The New York State Office of Mental Health issued a report on Kendra's Law in 2005 and pronounced it a success. From 1999 to 2004, nearly 4,000 court orders were issued, usually for six months, and in two-thirds of cases the orders were renewed. About 70% of the patients committed under the statute had schizophrenia and 13% had bipolar disorder. The report found that after commitment these patients were morelikely to take their medications and less likely to be homeless, arrested, or hospitalized. In interviews, nearly two-thirds of the patients said they thought that the court order had been good for them.

Also, in a trial conducted at Duke University,

"patients discharged from a psychiatric hospital were assigned at random to community treatment alone or to outpatient commitment with community treatment.

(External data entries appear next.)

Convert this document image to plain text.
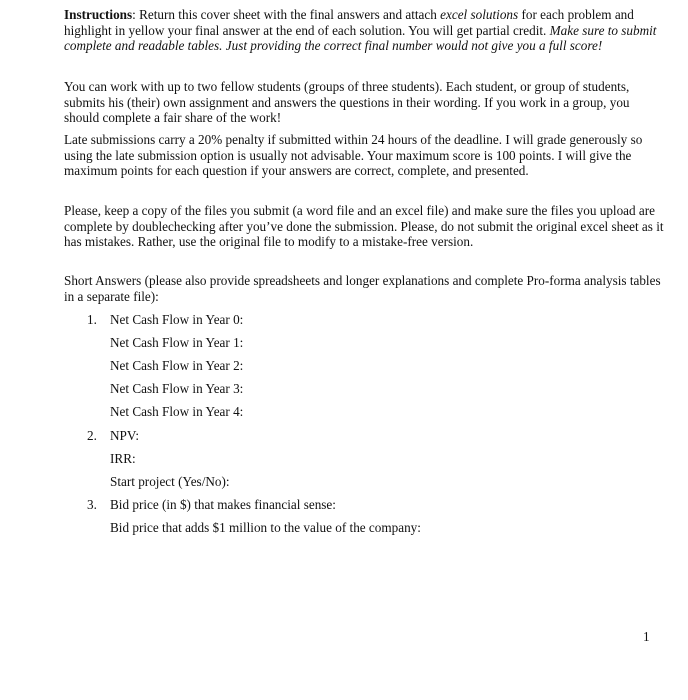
Instructions: Return this cover sheet with the final answers and attach excel solutions for each problem and highlight in yellow your final answer at the end of each solution. You will get partial credit. Make sure to submit complete and readable tables. Just providing the correct final number would not give you a full score!

You can work with up to two fellow students (groups of three students). Each student, or group of students, submits his (their) own assignment and answers the questions in their wording. If you work in a group, you should complete a fair share of the work!

Late submissions carry a 20% penalty if submitted within 24 hours of the deadline. I will grade generously so using the late submission option is usually not advisable. Your maximum score is 100 points. I will give the maximum points for each question if your answers are correct, complete, and presented.

Please, keep a copy of the files you submit (a word file and an excel file) and make sure the files you upload are complete by doublechecking after you’ve done the submission. Please, do not submit the original excel sheet as it has mistakes. Rather, use the original file to modify to a mistake-free version.

Short Answers (please also provide spreadsheets and longer explanations and complete Pro-forma analysis tables in a separate file):

1. Net Cash Flow in Year 0:
Net Cash Flow in Year 1:
Net Cash Flow in Year 2:
Net Cash Flow in Year 3:
Net Cash Flow in Year 4:
2. NPV:
IRR:
Start project (Yes/No):
3. Bid price (in $) that makes financial sense:
Bid price that adds $1 million to the value of the company:
1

The researchers found that after a year, patients assigned to outpatient commitment had a better quality of life because they were more likely to comply with treatment and less likely to be victims of violence."

...

In an independent analysis for the Cochrane Collaboration, reviewers in 2005 concluded that the only strong evidence for the value of outpatient commitment came from the findings of the Duke study on the risk of criminal victimization.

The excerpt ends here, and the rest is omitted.